Lorsque le conseil municipal détermine, en tant que de besoin, la contribution due par une association à raison de l’utilisation d’un local communal en vertu des dispositions de l’article L. 2144-3 du code général des collectivités territoriales, lesquelles dérogent à celles, générales, de l’article L. 2125-1 du code général de la propriété des personnes publiques, il lui appartient d’arrêter le montant de cette contribution, dans le respect du principe d’égalité, de telle façon qu’il ne soit pas constitutif d’une libéralité. L’existence d’une libéralité, qui ne saurait résulter du simple fait que le local est mis à disposition gratuitement, est appréciée compte tenu de la durée et des conditions d’utilisation du local communal, de l’ampleur de l’avantage éventuellement consenti et, le cas échéant, des motifs d’intérêt général justifiant la décision de la commune.

Romain Victor
Rapporteur public
Cours & Tribunaux
CE, 18 mars 2024, n° 471061, Commune de Nice : Lebon
CONCLUSIONS
1. Le quartier de l’Ariane, situé à cheval sur les communes de Nice et de Saint-André-de-la-Roche (Alpes-Maritimes), cumule un grand nombre de difficultés qui justifient son classement en quartier prioritaire de la politique de la ville (QPV) 1, en zone franche urbaine (ZFU) 2 et en zone d’éducation prioritaire (ZEP/ REP). L’Ariane fait en outre l’objet, depuis 2006, d’un important projet de rénovation urbaine (PRU).
Au tout début des années 1990, la commune de Nice a fait le choix d’y construire, après la démolition de deux immeubles d’habitat social, un lieu de culture et d’échange : le théâtre municipal Lino-Ventura, qui offre une salle de spectacle de 700 places, une salle de danse, un studio d’enregistrement, des locaux de répétition et accueille une programmation tournée vers la danse contemporaine, les musiques actuelles et les musiques du monde.

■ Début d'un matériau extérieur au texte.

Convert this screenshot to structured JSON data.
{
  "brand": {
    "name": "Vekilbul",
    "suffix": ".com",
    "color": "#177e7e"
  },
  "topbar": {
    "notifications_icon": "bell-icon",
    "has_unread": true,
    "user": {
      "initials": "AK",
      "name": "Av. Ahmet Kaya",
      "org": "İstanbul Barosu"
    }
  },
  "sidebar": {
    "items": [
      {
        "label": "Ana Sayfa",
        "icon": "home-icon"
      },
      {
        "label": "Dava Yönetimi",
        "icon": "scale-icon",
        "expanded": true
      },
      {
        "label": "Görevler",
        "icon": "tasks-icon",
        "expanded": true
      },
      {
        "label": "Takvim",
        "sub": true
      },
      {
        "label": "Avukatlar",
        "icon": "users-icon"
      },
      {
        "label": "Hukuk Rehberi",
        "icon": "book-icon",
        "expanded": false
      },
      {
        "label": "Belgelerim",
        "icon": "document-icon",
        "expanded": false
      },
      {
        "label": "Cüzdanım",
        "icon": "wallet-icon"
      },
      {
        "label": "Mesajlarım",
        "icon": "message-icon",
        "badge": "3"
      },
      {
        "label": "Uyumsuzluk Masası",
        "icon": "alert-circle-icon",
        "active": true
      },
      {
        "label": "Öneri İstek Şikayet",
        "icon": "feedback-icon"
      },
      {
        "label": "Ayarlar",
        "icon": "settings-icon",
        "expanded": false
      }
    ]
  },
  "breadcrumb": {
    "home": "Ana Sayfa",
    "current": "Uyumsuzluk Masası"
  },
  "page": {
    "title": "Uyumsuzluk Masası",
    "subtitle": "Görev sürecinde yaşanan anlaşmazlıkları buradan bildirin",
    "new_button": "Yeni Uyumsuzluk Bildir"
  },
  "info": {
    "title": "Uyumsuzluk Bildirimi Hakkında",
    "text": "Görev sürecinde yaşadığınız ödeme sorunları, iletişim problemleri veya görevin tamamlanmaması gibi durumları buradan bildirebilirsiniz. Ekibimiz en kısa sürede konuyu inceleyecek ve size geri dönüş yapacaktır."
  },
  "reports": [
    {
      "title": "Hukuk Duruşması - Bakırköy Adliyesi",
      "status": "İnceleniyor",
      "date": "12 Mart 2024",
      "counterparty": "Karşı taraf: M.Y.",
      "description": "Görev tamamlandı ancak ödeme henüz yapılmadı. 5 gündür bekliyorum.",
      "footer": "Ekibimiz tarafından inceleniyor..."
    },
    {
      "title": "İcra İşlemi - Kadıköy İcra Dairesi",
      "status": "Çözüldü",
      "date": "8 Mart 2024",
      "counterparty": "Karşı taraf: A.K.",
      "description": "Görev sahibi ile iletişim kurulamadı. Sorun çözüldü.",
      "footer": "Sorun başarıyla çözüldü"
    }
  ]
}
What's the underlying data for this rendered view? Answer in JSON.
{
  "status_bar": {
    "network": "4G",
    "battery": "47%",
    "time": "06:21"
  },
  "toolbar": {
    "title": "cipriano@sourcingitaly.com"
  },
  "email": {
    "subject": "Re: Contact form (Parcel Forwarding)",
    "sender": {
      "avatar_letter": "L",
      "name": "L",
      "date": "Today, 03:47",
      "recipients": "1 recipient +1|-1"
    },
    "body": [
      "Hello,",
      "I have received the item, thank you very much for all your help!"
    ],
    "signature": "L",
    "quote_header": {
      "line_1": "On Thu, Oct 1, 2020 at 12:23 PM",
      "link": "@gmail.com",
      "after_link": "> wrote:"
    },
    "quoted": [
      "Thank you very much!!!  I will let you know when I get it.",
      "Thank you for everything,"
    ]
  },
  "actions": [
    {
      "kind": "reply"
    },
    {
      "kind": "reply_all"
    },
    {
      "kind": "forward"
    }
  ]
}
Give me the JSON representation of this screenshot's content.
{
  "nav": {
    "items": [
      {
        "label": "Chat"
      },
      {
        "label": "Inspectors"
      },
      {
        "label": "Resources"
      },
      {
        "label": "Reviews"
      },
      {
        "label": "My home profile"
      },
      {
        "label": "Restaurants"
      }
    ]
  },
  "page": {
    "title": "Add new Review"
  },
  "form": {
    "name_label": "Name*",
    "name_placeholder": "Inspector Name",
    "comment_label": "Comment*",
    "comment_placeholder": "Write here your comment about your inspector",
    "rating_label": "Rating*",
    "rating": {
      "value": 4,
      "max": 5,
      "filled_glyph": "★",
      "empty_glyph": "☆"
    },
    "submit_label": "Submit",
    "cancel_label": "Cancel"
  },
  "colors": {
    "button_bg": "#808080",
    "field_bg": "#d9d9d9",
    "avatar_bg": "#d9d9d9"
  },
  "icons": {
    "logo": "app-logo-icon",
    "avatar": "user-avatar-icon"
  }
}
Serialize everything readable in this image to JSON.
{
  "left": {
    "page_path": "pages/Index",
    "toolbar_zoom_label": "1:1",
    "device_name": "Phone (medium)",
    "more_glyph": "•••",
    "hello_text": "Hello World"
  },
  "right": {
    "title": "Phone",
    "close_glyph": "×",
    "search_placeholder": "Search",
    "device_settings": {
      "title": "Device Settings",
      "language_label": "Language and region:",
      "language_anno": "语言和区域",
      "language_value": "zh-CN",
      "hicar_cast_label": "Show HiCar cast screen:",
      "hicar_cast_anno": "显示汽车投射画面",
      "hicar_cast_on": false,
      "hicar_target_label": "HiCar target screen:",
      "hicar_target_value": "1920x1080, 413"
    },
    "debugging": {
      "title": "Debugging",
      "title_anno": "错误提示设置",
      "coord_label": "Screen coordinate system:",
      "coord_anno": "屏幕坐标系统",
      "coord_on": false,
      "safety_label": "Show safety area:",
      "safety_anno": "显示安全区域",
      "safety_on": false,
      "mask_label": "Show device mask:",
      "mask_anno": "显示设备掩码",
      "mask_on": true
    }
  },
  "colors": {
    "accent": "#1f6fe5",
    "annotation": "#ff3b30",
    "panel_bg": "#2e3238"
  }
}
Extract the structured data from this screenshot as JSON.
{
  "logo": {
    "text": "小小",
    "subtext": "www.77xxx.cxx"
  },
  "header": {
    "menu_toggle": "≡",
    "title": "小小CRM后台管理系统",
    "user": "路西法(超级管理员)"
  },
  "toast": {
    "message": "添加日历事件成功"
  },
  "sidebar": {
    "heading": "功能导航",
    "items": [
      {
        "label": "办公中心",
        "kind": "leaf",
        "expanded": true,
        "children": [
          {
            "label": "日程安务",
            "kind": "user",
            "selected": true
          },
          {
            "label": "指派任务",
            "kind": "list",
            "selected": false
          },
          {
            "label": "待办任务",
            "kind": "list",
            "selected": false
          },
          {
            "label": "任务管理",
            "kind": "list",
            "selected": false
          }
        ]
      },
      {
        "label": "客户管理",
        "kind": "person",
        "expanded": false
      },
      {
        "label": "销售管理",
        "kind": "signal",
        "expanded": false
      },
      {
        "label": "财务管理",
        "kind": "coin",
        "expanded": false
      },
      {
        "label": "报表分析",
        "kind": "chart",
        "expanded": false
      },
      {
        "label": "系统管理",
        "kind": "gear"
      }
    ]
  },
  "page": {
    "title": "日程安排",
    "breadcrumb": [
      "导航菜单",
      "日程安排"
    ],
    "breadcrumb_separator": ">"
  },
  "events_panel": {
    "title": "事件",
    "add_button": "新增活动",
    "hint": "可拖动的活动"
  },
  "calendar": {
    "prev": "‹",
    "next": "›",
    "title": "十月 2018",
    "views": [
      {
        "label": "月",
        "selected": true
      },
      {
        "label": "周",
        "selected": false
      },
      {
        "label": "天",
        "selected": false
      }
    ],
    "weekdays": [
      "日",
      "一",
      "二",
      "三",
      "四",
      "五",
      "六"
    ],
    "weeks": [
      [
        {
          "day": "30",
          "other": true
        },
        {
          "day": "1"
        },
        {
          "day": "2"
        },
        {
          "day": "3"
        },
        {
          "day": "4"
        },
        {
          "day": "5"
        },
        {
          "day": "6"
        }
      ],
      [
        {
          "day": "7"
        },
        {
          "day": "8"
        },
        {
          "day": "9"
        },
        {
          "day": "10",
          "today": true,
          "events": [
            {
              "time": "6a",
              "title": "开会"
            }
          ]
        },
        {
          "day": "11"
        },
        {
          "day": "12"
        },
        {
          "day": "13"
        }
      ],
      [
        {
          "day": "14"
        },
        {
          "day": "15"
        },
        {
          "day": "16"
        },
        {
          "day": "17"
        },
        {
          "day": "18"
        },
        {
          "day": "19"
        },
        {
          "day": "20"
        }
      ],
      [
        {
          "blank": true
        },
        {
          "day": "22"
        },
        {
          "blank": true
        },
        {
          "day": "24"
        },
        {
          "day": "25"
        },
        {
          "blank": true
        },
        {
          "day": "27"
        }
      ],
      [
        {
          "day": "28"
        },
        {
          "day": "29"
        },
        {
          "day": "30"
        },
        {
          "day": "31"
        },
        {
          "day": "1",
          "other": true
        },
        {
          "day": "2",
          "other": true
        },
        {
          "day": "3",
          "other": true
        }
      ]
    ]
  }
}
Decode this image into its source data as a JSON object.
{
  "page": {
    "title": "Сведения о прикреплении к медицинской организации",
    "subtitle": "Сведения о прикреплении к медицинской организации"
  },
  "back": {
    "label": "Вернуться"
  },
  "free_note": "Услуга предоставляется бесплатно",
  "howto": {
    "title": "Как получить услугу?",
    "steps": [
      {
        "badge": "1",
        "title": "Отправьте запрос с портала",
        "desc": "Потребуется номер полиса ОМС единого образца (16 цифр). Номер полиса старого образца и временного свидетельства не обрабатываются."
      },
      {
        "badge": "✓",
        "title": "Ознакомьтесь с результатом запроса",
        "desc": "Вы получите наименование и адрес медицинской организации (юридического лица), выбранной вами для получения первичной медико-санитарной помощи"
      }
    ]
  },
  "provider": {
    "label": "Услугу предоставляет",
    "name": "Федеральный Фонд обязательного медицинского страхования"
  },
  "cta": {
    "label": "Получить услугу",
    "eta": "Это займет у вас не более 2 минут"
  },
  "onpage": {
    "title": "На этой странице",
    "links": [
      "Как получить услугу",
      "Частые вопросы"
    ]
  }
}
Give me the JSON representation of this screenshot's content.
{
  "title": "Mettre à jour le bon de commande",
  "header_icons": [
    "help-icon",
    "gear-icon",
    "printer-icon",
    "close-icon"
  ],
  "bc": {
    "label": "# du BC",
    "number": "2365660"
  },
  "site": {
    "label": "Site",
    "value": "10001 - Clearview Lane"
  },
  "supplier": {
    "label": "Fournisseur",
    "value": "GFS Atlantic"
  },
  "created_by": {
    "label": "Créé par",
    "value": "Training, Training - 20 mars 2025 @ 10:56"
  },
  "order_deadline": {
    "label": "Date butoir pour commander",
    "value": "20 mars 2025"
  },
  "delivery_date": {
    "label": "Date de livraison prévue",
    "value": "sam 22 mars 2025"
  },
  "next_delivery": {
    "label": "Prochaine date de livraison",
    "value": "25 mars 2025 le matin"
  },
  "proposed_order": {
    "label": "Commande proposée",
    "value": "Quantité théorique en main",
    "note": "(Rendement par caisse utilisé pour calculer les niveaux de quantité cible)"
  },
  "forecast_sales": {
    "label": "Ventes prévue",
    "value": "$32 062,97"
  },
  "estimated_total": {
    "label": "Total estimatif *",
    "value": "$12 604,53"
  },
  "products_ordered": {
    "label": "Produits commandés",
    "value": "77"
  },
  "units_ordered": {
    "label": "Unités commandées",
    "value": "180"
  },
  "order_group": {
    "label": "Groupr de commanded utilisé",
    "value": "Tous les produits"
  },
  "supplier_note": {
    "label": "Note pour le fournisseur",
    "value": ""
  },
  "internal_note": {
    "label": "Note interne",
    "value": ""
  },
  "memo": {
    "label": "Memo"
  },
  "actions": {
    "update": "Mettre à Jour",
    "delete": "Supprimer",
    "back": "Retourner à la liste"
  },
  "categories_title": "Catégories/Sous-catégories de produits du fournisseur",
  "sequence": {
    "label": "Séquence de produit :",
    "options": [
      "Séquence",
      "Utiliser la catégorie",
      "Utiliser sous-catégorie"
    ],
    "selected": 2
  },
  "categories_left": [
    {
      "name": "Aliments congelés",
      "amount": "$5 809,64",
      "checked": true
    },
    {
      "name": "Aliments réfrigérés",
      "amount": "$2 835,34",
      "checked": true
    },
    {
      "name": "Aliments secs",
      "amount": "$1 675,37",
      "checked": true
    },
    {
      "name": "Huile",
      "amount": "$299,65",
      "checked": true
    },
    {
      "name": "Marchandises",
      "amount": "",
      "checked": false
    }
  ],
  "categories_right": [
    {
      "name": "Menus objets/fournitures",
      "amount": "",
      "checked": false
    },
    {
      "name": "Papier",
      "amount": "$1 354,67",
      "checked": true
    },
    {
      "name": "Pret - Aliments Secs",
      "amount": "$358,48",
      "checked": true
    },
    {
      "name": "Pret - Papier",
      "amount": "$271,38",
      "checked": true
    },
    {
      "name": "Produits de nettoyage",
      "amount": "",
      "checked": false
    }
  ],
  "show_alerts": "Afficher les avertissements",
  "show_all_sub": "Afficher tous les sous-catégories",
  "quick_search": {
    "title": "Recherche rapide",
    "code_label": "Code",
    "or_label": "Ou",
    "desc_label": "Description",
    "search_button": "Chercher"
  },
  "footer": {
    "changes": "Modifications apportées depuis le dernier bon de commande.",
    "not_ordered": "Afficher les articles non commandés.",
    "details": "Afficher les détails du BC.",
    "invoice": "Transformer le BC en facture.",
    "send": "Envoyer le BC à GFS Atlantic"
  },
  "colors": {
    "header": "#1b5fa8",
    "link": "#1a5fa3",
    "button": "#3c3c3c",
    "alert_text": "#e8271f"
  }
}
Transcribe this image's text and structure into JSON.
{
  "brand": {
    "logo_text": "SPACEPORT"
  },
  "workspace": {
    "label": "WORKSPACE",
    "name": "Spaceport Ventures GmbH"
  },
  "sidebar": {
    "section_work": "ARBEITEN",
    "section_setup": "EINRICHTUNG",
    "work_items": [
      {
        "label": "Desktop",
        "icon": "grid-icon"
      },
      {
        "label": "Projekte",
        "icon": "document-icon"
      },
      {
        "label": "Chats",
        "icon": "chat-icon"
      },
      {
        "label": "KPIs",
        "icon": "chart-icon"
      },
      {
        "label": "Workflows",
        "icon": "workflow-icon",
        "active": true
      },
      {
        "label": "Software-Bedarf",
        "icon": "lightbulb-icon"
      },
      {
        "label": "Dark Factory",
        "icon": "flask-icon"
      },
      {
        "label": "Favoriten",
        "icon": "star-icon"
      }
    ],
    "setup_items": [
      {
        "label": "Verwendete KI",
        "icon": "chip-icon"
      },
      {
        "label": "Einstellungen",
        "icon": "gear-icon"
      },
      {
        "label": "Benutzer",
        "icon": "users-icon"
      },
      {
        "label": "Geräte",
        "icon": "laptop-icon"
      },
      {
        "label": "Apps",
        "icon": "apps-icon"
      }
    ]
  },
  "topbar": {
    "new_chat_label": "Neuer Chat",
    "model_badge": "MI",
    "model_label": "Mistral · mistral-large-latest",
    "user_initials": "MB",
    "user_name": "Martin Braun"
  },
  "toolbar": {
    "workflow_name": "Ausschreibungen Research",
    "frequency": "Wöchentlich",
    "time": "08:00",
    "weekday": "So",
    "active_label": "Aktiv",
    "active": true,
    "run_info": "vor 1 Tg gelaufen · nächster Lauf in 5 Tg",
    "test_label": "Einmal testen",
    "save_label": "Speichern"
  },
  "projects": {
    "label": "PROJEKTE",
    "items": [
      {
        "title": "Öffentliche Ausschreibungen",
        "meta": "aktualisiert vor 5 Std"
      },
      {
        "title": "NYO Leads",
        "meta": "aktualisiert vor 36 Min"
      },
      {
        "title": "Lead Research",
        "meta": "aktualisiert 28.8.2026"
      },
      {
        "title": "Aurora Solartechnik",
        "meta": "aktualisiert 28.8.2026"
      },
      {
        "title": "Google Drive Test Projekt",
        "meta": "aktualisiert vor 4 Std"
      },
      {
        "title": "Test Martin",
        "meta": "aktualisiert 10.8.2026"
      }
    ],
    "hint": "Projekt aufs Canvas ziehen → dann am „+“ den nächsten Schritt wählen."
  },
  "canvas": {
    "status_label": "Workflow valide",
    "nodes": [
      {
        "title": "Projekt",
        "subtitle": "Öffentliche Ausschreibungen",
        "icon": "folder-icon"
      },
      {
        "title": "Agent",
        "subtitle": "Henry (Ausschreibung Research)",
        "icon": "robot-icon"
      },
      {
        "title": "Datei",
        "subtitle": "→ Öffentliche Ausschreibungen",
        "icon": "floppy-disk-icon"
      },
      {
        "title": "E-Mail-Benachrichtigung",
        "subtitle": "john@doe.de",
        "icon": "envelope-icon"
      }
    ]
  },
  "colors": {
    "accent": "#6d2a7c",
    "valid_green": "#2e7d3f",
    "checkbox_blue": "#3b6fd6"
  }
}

Cet équipement public constitue une dépendance du domaine public de la commune, dès lors qu’il est affecté au service public culturel et qu’il est spécialement aménagé à cette fin : il remplit ainsi, s’agissant d’un bien construit avant l’entrée en vigueur du code général de la propriété des personnes publiques, les critères fixés par la jurisprudence Société Le Béton 3, et il remplirait en tout état de cause le critère de l’aménagement indispensable désormais fixé par l’article L. 2111-1 de ce code.
La ville a été saisie, en 2018, d’une demande d’occupation temporaire des locaux du théâtre présentée par l’Union des musulmans des Alpes-Maritimes (Umam). Cette association régie par la loi du 1er juillet 1901, dont le siège est à Nice, a été déclarée en préfecture le 16 février 1979 sous le nom Association des musulmans des Alpes-Maritimes (Amam) et a pris sa dénomination actuelle en février 2015. En vertu de ses statuts, elle a pour objet d’« assurer les liens culturels et sociaux entre ses membres dans un esprit de tolérance, d’ouverture et de juste milieu », de « permettre à ses adhérents l’accomplissement de leurs devoirs religieux dans les meilleures conditions », de « promouvoir le rôle de la femme musulmane dans la société » ainsi que « l’intégration de la communauté musulmane dans la société » et de « protéger ses membres contre toute forme de racisme ou de xénophobie ».
Cet organisme a ainsi un double objet culturel et cultuel.